Des idées en désordre ?

L'ordre se cache-t-il derrière ces caractères ?

L’ordre se cache-t-il derrière ces caractères ?

Nous avons vu dans le billet précédent que Sun Tzu livrait des idées les unes à la suite des autres, sans souci de lien logique entre elles, rendant de fait le suivi de sa pensée particulièrement ardu.

La raison de cette absence de liaisons entre les idées est que ces dernières sont assez peu ordonnées, voire souvent franchement explosées sur l’ensemble du traité. Si l’on trouve bien par endroits des successions de maximes relevant d’une idée commune qui peuvent être regroupées par les traducteurs au sein d’un même paragraphe, ce n’est pas la règle générale : la plupart du temps, comme en témoignent les billets de ce blog relatifs à l’étude du texte, les maximes de Sun Tzu doivent systématiquement être grappillées au sein de chacun des 13 chapitres, sans qu’il soit possible de prédire où.

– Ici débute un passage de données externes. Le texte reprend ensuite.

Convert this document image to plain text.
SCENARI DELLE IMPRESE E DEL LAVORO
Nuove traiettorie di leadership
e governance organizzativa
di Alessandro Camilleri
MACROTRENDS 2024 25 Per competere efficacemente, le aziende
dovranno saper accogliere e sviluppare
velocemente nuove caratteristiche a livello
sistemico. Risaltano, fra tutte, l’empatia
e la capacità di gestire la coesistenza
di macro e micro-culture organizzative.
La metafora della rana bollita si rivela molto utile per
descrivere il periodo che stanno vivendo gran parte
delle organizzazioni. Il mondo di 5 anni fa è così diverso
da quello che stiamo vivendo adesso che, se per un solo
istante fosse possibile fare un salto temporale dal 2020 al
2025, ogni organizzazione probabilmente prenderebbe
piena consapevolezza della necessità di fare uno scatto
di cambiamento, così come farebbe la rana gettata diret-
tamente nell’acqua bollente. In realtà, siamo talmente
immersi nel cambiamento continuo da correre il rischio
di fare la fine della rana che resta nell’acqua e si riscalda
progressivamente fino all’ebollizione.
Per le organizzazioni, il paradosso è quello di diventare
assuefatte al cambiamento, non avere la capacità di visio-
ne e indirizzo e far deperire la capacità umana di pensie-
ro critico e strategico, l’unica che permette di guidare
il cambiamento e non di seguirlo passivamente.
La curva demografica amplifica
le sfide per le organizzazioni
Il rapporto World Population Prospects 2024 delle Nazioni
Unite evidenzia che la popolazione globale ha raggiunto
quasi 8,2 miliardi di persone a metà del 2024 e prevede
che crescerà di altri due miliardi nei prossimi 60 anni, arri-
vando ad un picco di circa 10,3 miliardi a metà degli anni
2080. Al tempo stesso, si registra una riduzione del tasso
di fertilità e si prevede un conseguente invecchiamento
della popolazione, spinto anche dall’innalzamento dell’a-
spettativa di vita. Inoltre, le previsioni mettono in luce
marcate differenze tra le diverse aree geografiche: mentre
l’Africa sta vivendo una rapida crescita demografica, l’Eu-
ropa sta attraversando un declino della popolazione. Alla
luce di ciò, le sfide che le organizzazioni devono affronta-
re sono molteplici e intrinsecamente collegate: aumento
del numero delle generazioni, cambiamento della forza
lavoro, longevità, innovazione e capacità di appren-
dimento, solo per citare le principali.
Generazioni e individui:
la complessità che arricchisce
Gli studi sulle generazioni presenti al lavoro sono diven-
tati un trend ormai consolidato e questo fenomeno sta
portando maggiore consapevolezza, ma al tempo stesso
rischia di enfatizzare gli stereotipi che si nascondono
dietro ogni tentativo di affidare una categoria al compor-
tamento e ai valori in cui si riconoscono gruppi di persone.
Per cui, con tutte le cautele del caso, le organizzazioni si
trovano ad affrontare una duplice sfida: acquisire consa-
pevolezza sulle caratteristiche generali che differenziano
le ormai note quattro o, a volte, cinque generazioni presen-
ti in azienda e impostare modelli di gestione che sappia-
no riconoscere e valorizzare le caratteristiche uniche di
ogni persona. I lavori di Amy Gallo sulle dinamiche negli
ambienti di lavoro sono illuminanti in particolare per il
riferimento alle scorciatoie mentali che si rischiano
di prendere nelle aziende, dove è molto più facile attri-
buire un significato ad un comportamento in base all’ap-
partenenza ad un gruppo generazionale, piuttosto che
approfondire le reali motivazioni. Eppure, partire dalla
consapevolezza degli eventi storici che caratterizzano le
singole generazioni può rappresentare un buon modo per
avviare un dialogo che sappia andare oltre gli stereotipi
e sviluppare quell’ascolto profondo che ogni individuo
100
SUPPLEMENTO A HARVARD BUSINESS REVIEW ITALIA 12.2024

Si certains chapitres amalgament bien des propos relevant de la même thématique (78 % du chapitre 13 sont en rapport avec le titre du chapitre : « L’espionnage »), la plupart n’y consacre, au mieux qu’une grosse part. C’est ainsi que dans le chapitre 12 « Attaques par le feu », le dernier tiers (40 % pour être précis) est sans aucun rapport ; et pour le chapitre 8 « Les neuf retournements », il n’est même pas possible de comprendre à quoi correspondent ces « neuf retournements ». Ni dans le chapitre, ni dans le reste du traité !… Quant au contenu même du chapitre, aucun thème directeur ne paraît s’en dégager, tant les idées sautent du coq à l’âne !

Une façon de voir cet apparent chaos serait de faire l’analogie avec les recueils de nouvelles qui, bien souvent, prennent le titre de l’une d’entre elles. Ainsi, en tirant les cheveux, les chapitres du traité de Sun Tzu ne seraient que des recueils de préceptes dont seul l’un d’entre eux donnerait le titre…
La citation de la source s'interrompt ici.